Ma lo Stato latino-americano può essere una bomba atomica anche per le cancellerie europee. Con una presenza così massiccia di connazionali, il governo italiano dovrebbe ritagliarsi un ruolo centrale, ma in politica estera il trio Conte-Salvini-Grillo ha posizioni contrapposte. Tralasciando il vice premier Di Maio per il quale in Venezuela c’è Pinochet (famosa la sua gaffe del 2016), il ministro degli Esteri Moavero Milanesi balbetta, Conte ‘auspica’ soluzione e Salvini e’ ritwittato dallo stesso Guaido’. Appoggiare un colpo di Stato significa aprire scenari in paesi a rischio dove chiunque si può proclamare Presidente. L’unica via è il dialogo per arrivare a nuove elezioni e costringere Maduro, che ha i militari dalla sua, innanzitutto a ridare il giusto peso all’opposizione.

Peccato che a favorire il dialogo non si sia battuto Papa Bergoglio, da sempre a fianco dello zar di Caracas, nonostante i consigli che gli ha sussurrato il Segretario di Stato Parolin, già Nunzio in Venezuela. Gli Usa continuano a ripetere gli errori del passato, per cui si fomentano le piazze, ma per Trump è anche un modo per distogliere l’attenzione dai suoi troppi problemi interni. Maduro andava ‘arginato’ facendo leva su reti diplomatiche, sindacati, dissidenti politici, rifugiati all’estero e con una controinformazione sulla rete. A Washington si è preferito distruggere l’economia venezuelana, imponendo sanzioni per cui è diventato impossibile qualsiasi scambio internazionale, favorendo così la corruzione dilagante e il mancato sviluppo del settore privato. Il Venezuela, prima riserva di petrolio nel mondo, seconda di gas e grande produttore di coltan, di cui sono fatti anche gli iPhone, e di oro, è un paese ricchissimo. Da qui gli interessi degli Stati Uniti, a cui si accoda la posizione dell’Unione europea, così come ha fatto drammaticamente per Libia e Siria.

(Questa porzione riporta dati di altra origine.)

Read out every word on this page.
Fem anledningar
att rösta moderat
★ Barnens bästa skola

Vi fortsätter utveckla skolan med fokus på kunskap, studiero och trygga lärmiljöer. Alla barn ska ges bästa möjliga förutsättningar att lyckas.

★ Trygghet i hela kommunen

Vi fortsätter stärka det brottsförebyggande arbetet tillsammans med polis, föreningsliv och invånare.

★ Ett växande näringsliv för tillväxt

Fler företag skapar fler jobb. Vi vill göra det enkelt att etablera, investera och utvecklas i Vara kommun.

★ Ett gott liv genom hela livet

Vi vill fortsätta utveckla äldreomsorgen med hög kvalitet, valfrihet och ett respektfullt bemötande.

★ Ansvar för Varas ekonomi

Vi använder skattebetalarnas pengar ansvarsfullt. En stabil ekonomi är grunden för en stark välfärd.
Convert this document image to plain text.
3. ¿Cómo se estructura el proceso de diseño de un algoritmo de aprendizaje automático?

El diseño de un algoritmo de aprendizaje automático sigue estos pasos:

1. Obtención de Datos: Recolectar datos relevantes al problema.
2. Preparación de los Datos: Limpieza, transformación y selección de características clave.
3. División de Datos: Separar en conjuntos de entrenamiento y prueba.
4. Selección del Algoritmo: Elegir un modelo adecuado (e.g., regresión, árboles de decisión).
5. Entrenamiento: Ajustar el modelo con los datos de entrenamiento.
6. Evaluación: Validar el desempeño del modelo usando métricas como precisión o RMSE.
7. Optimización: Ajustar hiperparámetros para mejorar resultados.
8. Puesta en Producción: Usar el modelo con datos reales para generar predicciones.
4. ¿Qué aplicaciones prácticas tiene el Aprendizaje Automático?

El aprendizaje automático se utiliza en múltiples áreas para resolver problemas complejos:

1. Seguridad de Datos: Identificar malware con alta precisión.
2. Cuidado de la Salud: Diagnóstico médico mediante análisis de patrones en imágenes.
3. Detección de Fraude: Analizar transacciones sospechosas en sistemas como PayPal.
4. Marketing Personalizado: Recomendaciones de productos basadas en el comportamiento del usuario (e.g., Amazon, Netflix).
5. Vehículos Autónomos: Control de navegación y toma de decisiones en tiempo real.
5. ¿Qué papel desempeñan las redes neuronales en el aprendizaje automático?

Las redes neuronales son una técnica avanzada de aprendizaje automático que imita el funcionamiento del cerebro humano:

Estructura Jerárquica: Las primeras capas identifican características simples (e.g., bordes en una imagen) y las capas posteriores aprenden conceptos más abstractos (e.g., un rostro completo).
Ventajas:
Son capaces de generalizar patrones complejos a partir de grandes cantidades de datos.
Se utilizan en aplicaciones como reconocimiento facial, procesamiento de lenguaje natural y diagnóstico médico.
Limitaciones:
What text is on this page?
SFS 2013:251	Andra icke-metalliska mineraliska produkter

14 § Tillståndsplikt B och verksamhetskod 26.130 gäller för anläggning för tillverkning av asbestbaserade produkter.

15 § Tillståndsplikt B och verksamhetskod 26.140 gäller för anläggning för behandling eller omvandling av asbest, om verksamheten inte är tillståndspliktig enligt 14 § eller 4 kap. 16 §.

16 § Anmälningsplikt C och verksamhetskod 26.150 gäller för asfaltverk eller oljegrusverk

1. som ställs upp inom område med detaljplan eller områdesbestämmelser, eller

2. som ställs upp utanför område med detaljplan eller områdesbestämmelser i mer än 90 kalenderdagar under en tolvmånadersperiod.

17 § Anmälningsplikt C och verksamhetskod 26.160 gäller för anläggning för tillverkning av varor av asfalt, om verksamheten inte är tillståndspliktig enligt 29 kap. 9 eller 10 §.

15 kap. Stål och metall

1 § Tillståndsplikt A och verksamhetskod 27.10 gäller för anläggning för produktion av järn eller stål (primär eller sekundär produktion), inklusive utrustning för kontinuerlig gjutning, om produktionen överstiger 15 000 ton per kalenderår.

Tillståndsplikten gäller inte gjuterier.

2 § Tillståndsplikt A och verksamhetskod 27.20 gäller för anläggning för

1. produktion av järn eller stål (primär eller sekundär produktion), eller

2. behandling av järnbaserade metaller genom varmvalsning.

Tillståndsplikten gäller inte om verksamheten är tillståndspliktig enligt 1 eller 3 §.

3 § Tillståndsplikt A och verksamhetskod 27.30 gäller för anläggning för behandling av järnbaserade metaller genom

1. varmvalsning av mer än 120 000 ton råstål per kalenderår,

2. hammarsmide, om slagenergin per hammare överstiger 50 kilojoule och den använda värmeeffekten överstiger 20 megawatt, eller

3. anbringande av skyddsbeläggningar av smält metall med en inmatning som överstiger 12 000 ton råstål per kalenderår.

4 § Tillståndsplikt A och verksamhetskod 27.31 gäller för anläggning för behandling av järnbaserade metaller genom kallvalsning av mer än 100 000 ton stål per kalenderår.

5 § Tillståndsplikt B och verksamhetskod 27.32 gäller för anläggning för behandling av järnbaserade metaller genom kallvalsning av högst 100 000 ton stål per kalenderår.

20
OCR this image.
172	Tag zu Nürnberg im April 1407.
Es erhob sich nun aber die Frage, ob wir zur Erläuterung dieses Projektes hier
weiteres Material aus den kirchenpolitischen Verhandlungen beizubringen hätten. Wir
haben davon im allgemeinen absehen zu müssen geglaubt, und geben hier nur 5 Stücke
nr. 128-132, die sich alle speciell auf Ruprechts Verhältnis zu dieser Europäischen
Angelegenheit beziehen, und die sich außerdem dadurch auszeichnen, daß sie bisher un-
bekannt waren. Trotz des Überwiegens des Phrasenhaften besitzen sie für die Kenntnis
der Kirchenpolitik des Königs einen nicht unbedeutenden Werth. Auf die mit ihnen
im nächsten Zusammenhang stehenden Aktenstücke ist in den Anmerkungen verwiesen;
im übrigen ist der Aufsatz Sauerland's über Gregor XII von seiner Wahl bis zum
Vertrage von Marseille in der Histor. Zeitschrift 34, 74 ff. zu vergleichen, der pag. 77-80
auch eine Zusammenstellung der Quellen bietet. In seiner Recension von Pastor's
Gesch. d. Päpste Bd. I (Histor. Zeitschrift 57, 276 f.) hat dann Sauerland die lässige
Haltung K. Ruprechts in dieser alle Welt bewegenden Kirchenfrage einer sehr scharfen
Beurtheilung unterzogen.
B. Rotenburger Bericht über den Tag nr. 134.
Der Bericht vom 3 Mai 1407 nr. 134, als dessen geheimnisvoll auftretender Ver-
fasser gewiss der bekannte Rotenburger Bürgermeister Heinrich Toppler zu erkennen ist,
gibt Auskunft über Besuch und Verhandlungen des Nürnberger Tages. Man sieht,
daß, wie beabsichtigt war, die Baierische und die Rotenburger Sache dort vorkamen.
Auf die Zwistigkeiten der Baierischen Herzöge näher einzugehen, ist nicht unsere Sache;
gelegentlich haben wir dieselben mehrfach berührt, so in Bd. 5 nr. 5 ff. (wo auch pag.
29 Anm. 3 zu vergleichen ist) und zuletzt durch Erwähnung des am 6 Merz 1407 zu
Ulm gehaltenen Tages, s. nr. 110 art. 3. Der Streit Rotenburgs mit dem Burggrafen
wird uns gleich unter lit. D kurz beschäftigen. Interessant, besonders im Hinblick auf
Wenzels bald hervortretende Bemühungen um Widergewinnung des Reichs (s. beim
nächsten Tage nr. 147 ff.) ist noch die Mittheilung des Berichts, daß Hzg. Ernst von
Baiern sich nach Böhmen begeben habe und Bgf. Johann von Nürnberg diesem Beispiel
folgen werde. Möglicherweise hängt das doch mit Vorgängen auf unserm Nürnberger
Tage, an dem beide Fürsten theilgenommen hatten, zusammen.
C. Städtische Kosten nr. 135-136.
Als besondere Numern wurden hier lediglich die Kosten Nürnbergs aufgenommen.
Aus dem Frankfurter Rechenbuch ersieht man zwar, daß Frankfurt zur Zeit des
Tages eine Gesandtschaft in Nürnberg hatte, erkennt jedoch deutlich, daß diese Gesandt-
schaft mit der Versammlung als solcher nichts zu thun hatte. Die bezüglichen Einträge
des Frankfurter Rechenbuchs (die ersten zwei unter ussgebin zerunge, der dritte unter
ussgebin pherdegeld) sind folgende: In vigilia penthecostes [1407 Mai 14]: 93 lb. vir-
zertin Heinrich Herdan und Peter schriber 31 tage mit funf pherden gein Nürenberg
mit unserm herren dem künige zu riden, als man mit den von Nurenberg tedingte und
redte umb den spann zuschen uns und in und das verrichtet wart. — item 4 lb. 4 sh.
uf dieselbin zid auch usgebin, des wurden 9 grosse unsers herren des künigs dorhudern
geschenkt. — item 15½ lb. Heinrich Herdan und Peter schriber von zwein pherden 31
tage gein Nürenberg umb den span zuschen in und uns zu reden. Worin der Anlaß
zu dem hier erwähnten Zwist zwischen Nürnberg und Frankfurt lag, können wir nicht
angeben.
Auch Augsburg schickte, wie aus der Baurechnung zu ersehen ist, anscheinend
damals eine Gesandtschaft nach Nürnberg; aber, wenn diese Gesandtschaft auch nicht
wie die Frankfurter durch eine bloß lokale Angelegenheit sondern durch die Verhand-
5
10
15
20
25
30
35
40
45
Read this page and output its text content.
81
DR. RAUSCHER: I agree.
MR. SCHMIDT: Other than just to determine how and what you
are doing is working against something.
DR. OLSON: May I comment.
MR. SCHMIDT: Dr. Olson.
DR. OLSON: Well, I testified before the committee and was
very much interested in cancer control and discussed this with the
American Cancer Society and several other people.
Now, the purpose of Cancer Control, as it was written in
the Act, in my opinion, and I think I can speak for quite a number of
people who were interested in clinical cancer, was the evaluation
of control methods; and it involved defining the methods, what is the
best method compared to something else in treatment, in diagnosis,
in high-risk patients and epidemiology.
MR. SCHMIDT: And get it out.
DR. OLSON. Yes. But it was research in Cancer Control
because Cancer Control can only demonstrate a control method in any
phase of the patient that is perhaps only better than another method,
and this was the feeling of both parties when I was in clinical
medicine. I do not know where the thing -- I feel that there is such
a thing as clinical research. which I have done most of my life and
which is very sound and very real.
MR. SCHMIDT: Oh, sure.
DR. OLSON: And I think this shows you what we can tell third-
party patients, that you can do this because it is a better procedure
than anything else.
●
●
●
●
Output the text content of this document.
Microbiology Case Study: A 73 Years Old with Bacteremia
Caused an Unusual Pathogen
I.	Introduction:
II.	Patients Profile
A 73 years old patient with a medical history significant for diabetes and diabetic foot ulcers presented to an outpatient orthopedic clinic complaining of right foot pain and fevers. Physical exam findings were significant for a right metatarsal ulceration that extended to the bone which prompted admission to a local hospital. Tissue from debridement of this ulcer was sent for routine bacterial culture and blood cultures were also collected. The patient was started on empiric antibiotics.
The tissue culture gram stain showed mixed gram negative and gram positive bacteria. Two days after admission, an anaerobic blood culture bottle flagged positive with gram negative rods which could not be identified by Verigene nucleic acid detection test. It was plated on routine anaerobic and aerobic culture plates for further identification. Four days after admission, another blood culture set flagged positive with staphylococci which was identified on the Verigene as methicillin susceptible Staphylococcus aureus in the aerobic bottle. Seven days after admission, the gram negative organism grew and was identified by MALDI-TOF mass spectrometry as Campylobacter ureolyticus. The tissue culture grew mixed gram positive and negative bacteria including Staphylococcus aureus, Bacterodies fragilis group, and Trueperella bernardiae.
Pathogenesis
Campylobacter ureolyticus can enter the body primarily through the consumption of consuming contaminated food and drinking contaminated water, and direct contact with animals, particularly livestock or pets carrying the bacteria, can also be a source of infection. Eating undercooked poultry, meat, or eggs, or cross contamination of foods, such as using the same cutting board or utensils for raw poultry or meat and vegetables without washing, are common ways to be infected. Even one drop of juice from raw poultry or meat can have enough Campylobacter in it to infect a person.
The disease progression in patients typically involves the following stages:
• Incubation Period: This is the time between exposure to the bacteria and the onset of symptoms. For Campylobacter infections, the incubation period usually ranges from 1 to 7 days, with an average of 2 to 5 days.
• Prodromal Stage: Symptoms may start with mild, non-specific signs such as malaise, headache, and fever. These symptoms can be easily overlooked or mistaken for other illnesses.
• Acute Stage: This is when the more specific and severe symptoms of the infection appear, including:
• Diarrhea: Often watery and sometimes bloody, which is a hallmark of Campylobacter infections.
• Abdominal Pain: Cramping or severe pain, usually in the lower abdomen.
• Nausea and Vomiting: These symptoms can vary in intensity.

Neanche l’OEA (Organizzazione degli Stati Americani), in mano al filo-Usa Luis Almagro, uruguaiano, è riuscita a far votare a maggioranza Juan Guaidó come Presidente del Venezuela, per cui solo 16 paesi su 35 erano d’accordo. Tanto più che Russia e Cina hanno già venduto armi a Maduro per fronteggiare un’eventuale invasione americana e Putin ha garantito appoggio aereo e jet dotati di super missili a gittata in caso di attacco Usa. Un filo conduttore pericoloso, a dimostrazione ancora di più che il tema energetico non va verso la strada dell’energia pulita ma sarà dipendente ancora a lungo dagli idrocarburi. Erdogan e Putin, amici di Maduro e amici di Berlusconi. Quest’ultimo sul Venezuela ancora tace. Chissà se invece ha gradito le dichiarazioni pro Guaidó del vice presidente del suo partito, Antonio Tajani. Forse in Italia non solo il governo è spaccato. Di Maduro, novello Che Guevara, non c’è davvero bisogno.